Tod utilised a flicker technique that strobed the ghost character graphics so that all four appeared on-screen at once – something that had never been done on the 2600 before. He also justified this approach, noting that the ghosts were ephemeral spirits. Though the method was successful, players complained about the constant flicker. Atari grilled Tod about it after the game’s release. Tod explained that the 4K memory prevented him from using a solution other than flicker. Not coincident­ally, Pac-man was the last of Atari’s 4K games.

maze colors

The Atari 2600 version of Pac-man includes maze colours that do not match those of the original arcade game, which was a sore point for fans. The colours were Tod Frye’s own decision. “What I think is really interestin­g about that is that no one knew that a necessary part of the Pac-man signature was the colours,” he says. “And it’s easy for people to say, ‘Oh, it was obvious!’ But you know what?
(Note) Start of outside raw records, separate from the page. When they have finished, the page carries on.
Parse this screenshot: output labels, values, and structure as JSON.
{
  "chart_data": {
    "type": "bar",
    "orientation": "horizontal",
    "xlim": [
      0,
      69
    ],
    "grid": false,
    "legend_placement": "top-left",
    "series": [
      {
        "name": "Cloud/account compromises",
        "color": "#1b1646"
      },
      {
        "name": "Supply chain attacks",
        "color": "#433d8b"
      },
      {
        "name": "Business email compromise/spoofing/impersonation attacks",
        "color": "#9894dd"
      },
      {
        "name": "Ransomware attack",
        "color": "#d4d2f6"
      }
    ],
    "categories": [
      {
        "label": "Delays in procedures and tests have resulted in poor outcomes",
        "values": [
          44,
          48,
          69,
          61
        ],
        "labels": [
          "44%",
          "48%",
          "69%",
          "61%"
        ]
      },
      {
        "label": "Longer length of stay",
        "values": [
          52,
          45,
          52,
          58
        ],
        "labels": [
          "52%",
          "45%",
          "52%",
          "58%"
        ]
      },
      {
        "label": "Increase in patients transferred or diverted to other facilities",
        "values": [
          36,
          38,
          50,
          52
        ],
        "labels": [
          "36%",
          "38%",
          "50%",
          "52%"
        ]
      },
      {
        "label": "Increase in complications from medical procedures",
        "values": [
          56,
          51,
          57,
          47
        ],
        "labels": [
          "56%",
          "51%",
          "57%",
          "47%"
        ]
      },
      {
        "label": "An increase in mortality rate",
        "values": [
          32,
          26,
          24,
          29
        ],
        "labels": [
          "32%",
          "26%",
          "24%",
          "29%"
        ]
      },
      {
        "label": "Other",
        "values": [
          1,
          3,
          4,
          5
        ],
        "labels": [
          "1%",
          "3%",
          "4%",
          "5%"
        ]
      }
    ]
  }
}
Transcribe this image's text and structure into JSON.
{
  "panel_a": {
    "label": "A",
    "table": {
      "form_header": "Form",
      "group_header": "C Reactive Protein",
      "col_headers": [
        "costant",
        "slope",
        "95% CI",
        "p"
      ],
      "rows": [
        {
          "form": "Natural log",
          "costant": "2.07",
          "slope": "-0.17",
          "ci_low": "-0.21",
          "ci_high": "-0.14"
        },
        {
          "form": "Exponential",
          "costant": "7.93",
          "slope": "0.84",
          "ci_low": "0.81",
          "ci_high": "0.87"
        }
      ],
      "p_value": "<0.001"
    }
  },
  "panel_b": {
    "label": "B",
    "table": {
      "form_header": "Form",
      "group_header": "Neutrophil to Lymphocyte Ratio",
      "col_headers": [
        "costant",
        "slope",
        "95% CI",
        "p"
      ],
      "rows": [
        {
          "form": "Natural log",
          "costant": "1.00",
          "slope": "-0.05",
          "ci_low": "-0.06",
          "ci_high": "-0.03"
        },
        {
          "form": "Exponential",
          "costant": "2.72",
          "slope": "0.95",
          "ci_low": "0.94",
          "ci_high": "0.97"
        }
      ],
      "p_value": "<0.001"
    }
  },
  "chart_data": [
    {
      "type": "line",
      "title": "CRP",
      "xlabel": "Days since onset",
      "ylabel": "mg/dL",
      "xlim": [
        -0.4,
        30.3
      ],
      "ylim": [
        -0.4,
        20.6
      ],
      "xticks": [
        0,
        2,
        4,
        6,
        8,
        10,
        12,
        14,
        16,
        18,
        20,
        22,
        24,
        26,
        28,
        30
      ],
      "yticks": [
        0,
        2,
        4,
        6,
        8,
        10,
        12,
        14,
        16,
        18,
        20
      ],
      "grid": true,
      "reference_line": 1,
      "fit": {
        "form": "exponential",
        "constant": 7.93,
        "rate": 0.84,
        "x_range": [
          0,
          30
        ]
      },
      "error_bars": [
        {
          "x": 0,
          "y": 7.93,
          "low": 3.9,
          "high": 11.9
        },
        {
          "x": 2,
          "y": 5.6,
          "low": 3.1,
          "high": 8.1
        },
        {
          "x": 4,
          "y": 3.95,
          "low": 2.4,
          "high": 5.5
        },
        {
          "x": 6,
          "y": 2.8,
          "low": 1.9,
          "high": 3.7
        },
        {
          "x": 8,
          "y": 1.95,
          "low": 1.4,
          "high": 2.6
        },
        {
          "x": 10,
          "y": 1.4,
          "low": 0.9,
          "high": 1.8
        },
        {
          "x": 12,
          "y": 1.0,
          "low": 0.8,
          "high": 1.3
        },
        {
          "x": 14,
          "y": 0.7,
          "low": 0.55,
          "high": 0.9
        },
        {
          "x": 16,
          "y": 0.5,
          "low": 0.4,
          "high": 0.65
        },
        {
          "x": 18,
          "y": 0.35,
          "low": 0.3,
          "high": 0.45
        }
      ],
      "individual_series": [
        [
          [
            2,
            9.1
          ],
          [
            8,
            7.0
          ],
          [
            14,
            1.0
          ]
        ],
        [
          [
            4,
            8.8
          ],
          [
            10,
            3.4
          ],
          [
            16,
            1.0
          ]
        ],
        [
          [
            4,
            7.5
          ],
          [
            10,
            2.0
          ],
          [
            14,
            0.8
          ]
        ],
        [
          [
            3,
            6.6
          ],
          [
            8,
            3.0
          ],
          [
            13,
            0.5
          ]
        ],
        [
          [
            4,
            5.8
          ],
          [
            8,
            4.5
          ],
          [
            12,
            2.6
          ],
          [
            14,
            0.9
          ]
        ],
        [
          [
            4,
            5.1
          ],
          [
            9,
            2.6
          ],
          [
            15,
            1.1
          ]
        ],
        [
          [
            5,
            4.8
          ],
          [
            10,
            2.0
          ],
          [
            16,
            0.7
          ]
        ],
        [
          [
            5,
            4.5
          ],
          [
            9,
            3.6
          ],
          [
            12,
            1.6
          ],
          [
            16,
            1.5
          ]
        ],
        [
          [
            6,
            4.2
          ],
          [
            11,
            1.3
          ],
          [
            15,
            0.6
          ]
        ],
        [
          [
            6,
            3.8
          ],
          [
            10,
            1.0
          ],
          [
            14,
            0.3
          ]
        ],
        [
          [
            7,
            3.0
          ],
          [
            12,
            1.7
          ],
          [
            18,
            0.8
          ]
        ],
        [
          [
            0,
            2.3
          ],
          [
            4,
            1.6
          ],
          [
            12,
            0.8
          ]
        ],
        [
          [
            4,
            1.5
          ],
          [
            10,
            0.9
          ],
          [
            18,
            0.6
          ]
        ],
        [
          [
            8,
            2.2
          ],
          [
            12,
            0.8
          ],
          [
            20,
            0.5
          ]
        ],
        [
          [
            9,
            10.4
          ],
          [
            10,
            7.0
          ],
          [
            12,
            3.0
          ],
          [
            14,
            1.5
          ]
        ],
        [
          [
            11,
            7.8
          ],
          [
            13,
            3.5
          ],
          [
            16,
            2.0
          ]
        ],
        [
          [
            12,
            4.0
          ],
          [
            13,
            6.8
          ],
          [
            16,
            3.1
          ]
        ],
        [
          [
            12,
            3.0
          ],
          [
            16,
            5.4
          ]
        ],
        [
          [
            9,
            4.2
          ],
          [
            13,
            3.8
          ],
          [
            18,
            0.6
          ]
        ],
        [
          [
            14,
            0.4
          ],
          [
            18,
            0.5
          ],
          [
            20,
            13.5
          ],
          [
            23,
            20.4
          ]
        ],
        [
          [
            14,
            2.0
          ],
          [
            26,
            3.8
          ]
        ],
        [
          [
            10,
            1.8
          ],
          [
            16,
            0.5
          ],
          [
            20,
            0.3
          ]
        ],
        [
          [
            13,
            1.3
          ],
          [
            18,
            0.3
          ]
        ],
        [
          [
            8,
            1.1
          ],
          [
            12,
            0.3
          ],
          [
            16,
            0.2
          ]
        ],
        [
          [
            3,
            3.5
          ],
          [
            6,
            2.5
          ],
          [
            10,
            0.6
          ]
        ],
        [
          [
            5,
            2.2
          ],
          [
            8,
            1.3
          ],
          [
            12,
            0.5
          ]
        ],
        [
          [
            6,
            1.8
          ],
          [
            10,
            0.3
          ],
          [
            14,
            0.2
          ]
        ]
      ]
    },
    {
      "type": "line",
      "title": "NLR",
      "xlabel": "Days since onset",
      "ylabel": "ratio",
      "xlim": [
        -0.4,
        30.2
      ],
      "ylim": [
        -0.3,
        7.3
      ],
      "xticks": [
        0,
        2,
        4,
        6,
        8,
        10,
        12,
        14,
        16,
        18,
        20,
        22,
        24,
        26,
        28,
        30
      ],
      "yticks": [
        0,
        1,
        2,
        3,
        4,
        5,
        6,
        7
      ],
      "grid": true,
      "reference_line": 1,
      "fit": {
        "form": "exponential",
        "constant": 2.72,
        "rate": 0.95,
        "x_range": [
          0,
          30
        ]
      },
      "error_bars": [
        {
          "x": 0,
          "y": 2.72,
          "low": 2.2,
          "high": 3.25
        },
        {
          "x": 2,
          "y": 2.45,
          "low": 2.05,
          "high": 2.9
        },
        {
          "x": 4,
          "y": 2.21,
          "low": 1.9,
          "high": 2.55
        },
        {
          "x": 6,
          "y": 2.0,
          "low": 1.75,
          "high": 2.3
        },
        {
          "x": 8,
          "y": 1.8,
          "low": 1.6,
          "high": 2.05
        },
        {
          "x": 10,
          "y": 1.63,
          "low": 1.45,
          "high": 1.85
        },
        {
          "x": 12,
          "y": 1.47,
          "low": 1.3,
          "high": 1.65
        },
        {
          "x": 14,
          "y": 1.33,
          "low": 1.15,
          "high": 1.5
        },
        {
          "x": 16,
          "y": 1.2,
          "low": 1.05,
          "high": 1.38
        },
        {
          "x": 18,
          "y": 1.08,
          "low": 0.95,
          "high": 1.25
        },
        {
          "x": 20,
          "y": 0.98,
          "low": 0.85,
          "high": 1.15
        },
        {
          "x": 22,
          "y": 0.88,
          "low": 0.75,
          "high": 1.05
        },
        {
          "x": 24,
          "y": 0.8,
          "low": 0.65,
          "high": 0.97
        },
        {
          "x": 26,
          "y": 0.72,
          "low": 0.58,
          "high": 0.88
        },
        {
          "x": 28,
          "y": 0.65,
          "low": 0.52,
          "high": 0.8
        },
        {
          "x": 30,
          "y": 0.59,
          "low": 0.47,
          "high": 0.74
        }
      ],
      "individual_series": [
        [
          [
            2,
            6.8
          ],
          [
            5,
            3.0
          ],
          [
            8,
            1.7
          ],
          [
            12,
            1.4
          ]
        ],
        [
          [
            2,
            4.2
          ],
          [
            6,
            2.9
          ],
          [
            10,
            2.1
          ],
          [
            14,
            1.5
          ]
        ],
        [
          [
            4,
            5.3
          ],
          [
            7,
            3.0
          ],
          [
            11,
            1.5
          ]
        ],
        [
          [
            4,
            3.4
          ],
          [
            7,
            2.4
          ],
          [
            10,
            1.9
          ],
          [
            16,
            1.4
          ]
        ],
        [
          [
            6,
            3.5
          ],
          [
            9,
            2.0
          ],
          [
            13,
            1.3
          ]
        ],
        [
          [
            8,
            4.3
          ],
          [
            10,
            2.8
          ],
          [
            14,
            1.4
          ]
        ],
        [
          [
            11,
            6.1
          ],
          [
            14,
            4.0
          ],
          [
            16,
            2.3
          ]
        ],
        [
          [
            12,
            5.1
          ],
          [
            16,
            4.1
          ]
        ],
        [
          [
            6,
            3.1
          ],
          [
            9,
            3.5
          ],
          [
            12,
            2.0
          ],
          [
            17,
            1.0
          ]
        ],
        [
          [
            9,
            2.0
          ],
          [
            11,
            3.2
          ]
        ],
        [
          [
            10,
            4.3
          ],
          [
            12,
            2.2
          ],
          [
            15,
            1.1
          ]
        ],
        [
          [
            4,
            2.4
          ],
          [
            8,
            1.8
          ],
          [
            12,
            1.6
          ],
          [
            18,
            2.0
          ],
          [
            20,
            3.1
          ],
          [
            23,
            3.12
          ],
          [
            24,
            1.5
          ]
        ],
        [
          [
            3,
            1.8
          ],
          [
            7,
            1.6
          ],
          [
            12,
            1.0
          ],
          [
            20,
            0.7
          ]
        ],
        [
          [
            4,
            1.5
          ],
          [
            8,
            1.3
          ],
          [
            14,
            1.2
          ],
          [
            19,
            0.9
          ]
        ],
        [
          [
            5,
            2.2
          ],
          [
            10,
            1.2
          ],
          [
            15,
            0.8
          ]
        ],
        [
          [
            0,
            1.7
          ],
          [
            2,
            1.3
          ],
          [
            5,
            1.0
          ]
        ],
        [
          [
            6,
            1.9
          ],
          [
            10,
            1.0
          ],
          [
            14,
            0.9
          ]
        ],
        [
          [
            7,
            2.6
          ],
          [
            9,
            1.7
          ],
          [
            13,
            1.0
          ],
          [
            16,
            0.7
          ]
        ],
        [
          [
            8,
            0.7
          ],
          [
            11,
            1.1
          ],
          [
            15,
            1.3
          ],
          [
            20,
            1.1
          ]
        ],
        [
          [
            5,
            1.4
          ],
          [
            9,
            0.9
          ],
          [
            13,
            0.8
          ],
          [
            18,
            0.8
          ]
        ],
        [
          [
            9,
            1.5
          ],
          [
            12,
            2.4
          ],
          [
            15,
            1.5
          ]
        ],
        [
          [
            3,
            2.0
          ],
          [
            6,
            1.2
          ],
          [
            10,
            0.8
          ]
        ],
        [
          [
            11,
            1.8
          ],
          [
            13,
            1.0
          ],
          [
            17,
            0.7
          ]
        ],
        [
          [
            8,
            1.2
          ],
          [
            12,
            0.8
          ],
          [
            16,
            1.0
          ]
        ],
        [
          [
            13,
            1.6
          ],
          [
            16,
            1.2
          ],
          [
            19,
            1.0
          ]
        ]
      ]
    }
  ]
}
It clearly was not obvious.”

arcade sound

The delicate ‘waka waka’ eating sounds of the arcade Pac-man were replaced with the blunt bonking sounds generated by the 2600’s primitive sound chip. The urgent, jarring siren background sound was absent altogether.

Two-player gameplay

Later adaptation­s of Pac-man and Ms Pac-man dropped the option of two-player gameplay, a feature that Tod Frye refused to eliminate. The decision would have saved him precious bytes to utilise elsewhere, but he deemed it essential in capturing the spirit of the original.

Fruit vs vitamins

Arcade Pac-man’s levels are often designated by the different fruit – cherry, strawberry, orange and the rest. The bonus fruit are worth varying point totals, but had to be eliminated from the Atari 2600 version because of memory constraint­s. In their place, Tod used a rectangle within a rectangle shape, which Atari’s manual writers dubbed a ‘vitamin’.

cutscenes

A unique storytelli­ng aspect of Pac-man was excised when the game translated from arcade to the 2600 home console. The whimsical animated interludes, a fun and brief respite from the fast-paced game itself, were removed to preserve memory for the crucial gameplay.